Educação e Constituição, artigo de Fernando Haddad

UMA BOA maneira de julgar a atuação de um governante numa área específica é avaliar as mudanças constitucionais avalizadas por sua base de sustentação, sem a qual é impossível aprovar uma emenda constitucional, com ou sem o apoio da oposição.

O governo Lula aprovou, com o apoio da oposição, duas emendas constitucionais (nº 53 e nº 59) que alteraram significativamente oito dispositivos da maior relevância para a educação.

1) Obrigatoriedade do ensino dos quatro aos 17 anos. Nesse particular, nossa Constituição está entre as mais avançadas do mundo. Em editorial, esta Folha defendeu a seguinte tese: "Falta uma medida ousada, como estender a obrigatoriedade para todo o ensino básico, até a terceira série do nível médio". Cinco meses depois, a emenda constitucional promulgada vai além, ao garantir a universalização da pré-escola, sem o que a obrigatoriedade do ensino médio se tornaria pouco factível.

2) Fim da DRU da educação. A Desvinculação de Receitas da União retirava do orçamento do MEC, desde 1995, cerca de R$ 10 bilhões ao ano. Depois da tentativa frustrada de enterrá-la por ocasião da prorrogação da CPMF, em 2007, o Congresso finalmente pôs fim à DRU, valendo-se dos últimos três orçamentos de responsabilidade do governo Lula.

3) Investimento público em educação como proporção do PIB. O atual Plano Nacional de Educação (PNE 2001-2010) previra a "elevação, na década, por meio de esforço conjunto da União, dos Estados, do Distrito Federal e dos municípios, do percentual de gastos públicos em relação ao PIB, aplicados em educação, para atingir o mínimo de 7%".

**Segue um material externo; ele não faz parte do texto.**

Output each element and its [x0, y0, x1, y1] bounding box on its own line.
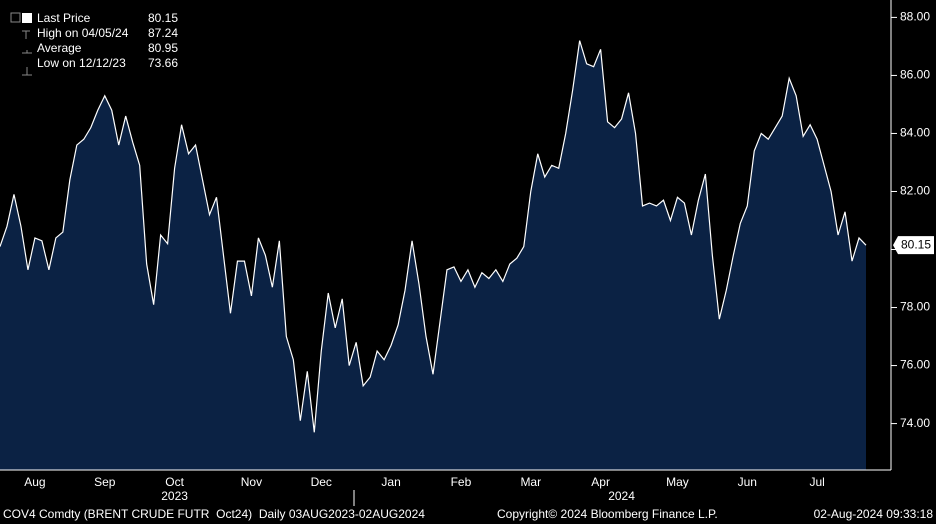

O dispositivo foi vetado, em 2001, com o seguinte argumento: "Estabelecer, nos termos propostos, uma vinculação entre despesas públicas e PIB, a vigorar durante exercícios subsequentes, contraria o disposto na Lei de Responsabilidade Fiscal".

A saída para o próximo PNE foi aprovar norma de hierarquia superior. Com a emenda constitucional nº 59, torna-se obrigatório o "estabelecimento de meta de aplicação de recursos públicos em educação como proporção do PIB".

4) Piso salarial nacional do magistério. O Pacto pela Educação, firmado em 1994 no Palácio do Planalto, previa a fixação de um piso salarial para todos os professores do país. Renegado, o compromisso, enfim, tornou-se realidade. Em 1º de janeiro de 2010, o piso deverá ser totalmente integralizado e observado por todos os Estados e municípios.

5) Fundeb. O Fundo da Educação Básica, que substituiu o Fundef, multiplicou por dez a complementação da União que visa equalizar o investimento por aluno no país, além de incluir as matrículas da educação infantil, do ensino médio e da educação de jovens e adultos, desconsideradas pelo fundo anterior, restrito ao ensino fundamental regular.

6) Repartição e abrangência do salário-educação. Os recursos do salário-educação, mais do que duplicados, antes destinados apenas ao ensino fundamental, podem, agora, financiar toda a educação básica, da creche ao ensino médio, e sua repartição passou a ser feita entre Estados e municípios pela matrícula, diretamente aos entes federados.

7) Ensino fundamental de nove anos. As crianças das camadas pobres iniciam agora o ciclo de alfabetização na mesma idade que os filhos da classe média, aos seis anos, garantindo-se o direito de aprender a ler e escrever a todos.

8) Extensão dos programas complementares de livro didático, alimentação, transporte e saúde escolar, antes restritos ao ensino fundamental, para toda a educação básica, da creche ao ensino médio. Pode soar inacreditável, mas, até 2005, os alunos do ensino médio público não faziam jus a nada disso.

Mesmo que fosse possível deixar de lado as reformas infraconstitucionais no nível da educação básica, profissional e superior enfeixadas no Plano de Desenvolvimento da Educação (PDE), a profundidade dessas mudanças estruturais já justificaria um governo.

No tempo certo, as novas gerações se debruçarão, com o distanciamento devido, sobre um evento tão cheio de significado histórico quanto a presidência de Lula, suas semelhanças e colossais diferenças, e hão de notar o sentido progressista em que foi reescrito o capítulo consagrado à educação na nossa lei maior.
________________________________________
FERNANDO HADDAD, 46, advogado, mestre em economia e doutor em filosofia, é professor de ciência política da USP e ministro da Educação.